Try the steps below:
- Check if the display is properly secured to the base. Remove the Nest Thermostat from the base. Inspect the thermostat wiring. It is possible that the wires are too bulky and are pushing the display off its base.
- Check if your breaker tripped
- Check the fuse box.
Delayed Message and Sluggish Response
Encountering a delayed message on your thermostat can sometimes be a non-issue. If there’s a timer counting down, it’s best to wait until it finishes to see if your HVAC system starts working again. But if it doesn’t, read on.
This is another issue related to power. When you see the “delayed” message, it usually means the thermostat is trying to save a bit of battery to keep its data safe. It’s using the little power it has left for essential functions.
There are a few ways to fix this issue, but a good first step is to charge your Nest Thermostat using a micro USB cable.
This is a temporary solution, but it will give your thermostat the power it needs while you plan for a more permanent fix.
Nest Thermostat Not Cooling
Are you finding that your cooling system doesn’t kick in even when your Nest Thermostat indicates it’s cooling? Instead of cool air, does it seem to blow out warm air?
This is a frequently encountered issue, often showing during the initial installation of your Nest Thermostat. Mistakes can easily happen, particularly if you’re tackling this task for the first time.
To address this, a careful review of the wiring at your thermostat is essential to ensure it was correctly installed.
If your Nest thermostat isn’t delivering the cooling you expect, the problem might lie in the way you labeled your wiring.
It’s possible that you matched it with the “Conventional” side of your old thermostat instead of the “Heat Pump” side.
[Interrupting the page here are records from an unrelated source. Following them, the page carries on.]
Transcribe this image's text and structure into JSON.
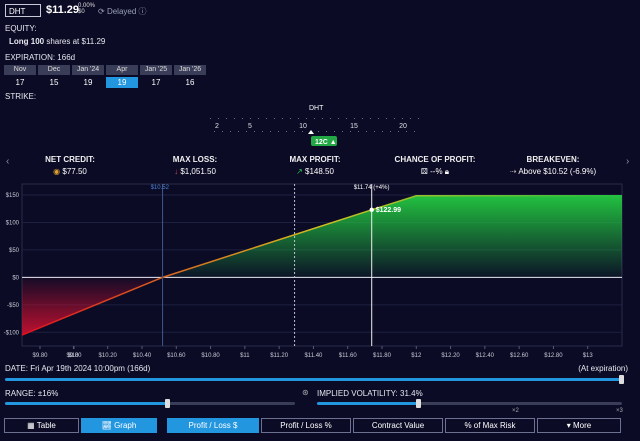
{
  "header": {
    "ticker": "DHT",
    "price": "$11.29",
    "change_pct": "0.00%",
    "change_abs": "$0",
    "delayed": "Delayed"
  },
  "equity": {
    "label": "EQUITY:",
    "position_prefix": "Long 100",
    "position_suffix": "shares at $11.29"
  },
  "expiration": {
    "label": "EXPIRATION: 166d",
    "items": [
      {
        "month": "Nov",
        "day": "17"
      },
      {
        "month": "Dec",
        "day": "15"
      },
      {
        "month": "Jan '24",
        "day": "19"
      },
      {
        "month": "Apr",
        "day": "19"
      },
      {
        "month": "Jan '25",
        "day": "17"
      },
      {
        "month": "Jan '26",
        "day": "16"
      }
    ],
    "selected_index": 3
  },
  "strike": {
    "label": "STRIKE:",
    "ticker": "DHT",
    "ticks": [
      "2",
      "5",
      "10",
      "15",
      "20"
    ],
    "chip": "12C"
  },
  "stats": {
    "net_credit": {
      "title": "NET CREDIT:",
      "value": "$77.50"
    },
    "max_loss": {
      "title": "MAX LOSS:",
      "value": "$1,051.50"
    },
    "max_profit": {
      "title": "MAX PROFIT:",
      "value": "$148.50"
    },
    "chance": {
      "title": "CHANCE OF PROFIT:",
      "value": "--%"
    },
    "breakeven": {
      "title": "BREAKEVEN:",
      "value": "Above $10.52 (-6.9%)"
    }
  },
  "chart_data": {
    "type": "area",
    "x": [
      9.7,
      10.52,
      11.74,
      12.0,
      13.2
    ],
    "y": [
      -105.0,
      0,
      122.99,
      148.5,
      148.5
    ],
    "xlim": [
      9.7,
      13.2
    ],
    "ylim": [
      -125,
      170
    ],
    "y_ticks": [
      "$150",
      "$100",
      "$50",
      "$0",
      "-$50",
      "-$100"
    ],
    "y_tick_values": [
      150,
      100,
      50,
      0,
      -50,
      -100
    ],
    "x_ticks": [
      "$9.80",
      "$9.80",
      "$10",
      "$10.20",
      "$10.40",
      "$10.60",
      "$10.80",
      "$11",
      "$11.20",
      "$11.40",
      "$11.60",
      "$11.80",
      "$12",
      "$12.20",
      "$12.40",
      "$12.60",
      "$12.80",
      "$13"
    ],
    "x_tick_values": [
      9.8,
      9.9,
      10.0,
      10.2,
      10.4,
      10.6,
      10.8,
      11.0,
      11.2,
      11.4,
      11.6,
      11.8,
      12.0,
      12.2,
      12.4,
      12.6,
      12.8,
      13.0
    ],
    "breakeven_x": 10.52,
    "breakeven_label": "$10.52",
    "current_price_x": 11.29,
    "marker_x": 11.74,
    "marker_label": "$11.74 (+4%)",
    "marker_value": "$122.99",
    "marker_y": 122.99,
    "colors": {
      "profit": "#22c040",
      "loss": "#d01030",
      "breakeven_line": "#3c5a8c"
    }
  },
  "date_slider": {
    "label": "DATE:",
    "value": "Fri Apr 19th 2024 10:00pm (166d)",
    "end_label": "(At expiration)",
    "position": 1.0
  },
  "range": {
    "label": "RANGE:",
    "value": "±16%",
    "position": 0.56
  },
  "iv": {
    "label": "IMPLIED VOLATILITY:",
    "value": "31.4%",
    "tick_x2": "×2",
    "tick_x3": "×3",
    "position": 0.33
  },
  "tabs": {
    "table": "Table",
    "graph": "Graph",
    "profit_loss_usd": "Profit / Loss $",
    "profit_loss_pct": "Profit / Loss %",
    "contract_value": "Contract Value",
    "pct_max_risk": "% of Max Risk",
    "more": "More"
  }
}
To set things right, you’ll need to relabel the wiring based on the “Heat Pump” configuration from your old thermostat setup. Once you’ve correctly labeled the wires, make sure to rewire your Nest Thermostat accordingly.
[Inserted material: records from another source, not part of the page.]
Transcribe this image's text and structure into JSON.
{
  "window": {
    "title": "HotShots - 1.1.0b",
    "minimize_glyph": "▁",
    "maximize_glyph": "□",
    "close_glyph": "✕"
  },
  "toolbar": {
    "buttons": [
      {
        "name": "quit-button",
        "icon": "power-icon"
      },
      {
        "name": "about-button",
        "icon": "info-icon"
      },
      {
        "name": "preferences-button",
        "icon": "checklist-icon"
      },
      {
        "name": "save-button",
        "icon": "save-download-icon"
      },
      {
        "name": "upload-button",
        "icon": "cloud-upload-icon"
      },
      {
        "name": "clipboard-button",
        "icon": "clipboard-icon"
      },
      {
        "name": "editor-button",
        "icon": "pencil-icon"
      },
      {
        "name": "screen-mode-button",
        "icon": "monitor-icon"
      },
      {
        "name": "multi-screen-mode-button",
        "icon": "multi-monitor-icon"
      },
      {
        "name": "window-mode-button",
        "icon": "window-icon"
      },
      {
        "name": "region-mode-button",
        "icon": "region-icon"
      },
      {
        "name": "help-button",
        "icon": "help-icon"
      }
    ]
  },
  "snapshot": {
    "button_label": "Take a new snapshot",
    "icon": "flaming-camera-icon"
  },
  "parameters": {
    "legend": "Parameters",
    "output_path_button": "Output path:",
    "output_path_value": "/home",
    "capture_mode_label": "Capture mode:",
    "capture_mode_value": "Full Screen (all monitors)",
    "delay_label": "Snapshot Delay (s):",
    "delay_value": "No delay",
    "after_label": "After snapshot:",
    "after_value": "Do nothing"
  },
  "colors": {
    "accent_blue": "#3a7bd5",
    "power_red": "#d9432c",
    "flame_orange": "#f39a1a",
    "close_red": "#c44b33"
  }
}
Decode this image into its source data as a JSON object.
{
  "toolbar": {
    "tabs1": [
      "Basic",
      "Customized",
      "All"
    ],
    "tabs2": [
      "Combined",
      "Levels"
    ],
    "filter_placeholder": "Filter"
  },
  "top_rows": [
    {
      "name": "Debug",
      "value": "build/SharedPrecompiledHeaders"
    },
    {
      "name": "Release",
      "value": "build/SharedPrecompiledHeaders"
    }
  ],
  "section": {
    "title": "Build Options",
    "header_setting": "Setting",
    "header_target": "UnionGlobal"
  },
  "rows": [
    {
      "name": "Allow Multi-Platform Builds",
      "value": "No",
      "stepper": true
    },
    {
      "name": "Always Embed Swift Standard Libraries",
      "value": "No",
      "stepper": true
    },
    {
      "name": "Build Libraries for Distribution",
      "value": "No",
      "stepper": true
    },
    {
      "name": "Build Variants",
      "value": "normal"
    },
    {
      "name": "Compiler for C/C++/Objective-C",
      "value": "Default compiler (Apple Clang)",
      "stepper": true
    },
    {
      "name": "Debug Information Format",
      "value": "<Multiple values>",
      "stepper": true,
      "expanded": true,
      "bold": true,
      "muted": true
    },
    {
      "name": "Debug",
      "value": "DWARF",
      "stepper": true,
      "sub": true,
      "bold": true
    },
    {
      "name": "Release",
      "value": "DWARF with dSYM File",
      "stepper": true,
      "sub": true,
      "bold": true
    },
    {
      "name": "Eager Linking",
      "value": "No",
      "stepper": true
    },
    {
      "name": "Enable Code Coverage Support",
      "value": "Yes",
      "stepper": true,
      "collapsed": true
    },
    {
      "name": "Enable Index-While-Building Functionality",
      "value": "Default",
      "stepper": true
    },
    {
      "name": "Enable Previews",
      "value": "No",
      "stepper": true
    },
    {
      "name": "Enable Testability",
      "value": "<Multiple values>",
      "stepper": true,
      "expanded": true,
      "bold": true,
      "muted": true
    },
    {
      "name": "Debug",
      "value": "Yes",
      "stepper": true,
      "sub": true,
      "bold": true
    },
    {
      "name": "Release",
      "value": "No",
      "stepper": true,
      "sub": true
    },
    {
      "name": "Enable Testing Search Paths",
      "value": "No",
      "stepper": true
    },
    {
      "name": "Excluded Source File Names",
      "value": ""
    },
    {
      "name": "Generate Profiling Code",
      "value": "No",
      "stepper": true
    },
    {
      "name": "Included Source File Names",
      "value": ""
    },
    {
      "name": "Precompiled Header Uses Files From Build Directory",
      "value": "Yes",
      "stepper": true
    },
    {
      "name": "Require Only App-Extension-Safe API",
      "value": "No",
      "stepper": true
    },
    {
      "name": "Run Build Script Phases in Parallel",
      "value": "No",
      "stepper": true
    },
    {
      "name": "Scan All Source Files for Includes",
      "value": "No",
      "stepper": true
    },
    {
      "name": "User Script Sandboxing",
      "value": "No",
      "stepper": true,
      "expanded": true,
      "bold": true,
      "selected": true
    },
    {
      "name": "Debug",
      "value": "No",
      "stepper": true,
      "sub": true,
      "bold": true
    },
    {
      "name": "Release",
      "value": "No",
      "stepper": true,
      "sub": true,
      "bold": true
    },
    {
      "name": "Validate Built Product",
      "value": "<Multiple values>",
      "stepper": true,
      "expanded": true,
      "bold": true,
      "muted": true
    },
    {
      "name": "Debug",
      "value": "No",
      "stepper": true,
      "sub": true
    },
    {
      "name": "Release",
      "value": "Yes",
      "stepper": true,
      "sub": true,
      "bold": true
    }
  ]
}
Dealing with technology, especially amidst the array of smart home devices, can certainly present its fair share of challenges.
The Google Nest Thermostat is no exception. However, the good news is that for the most prevalent issues users encounter, there are practical solutions at hand.
Common problems that users may face with the Google Nest Thermostat include the need to change the battery when it’s depleted, addressing issues related to a low battery charge, resolving power-related problems such as a blinking green light (caused by stalled software updates), a blinking red light (indicating partial battery charging due to low power), or instances where there are no lights at all (signifying a lack of power supply).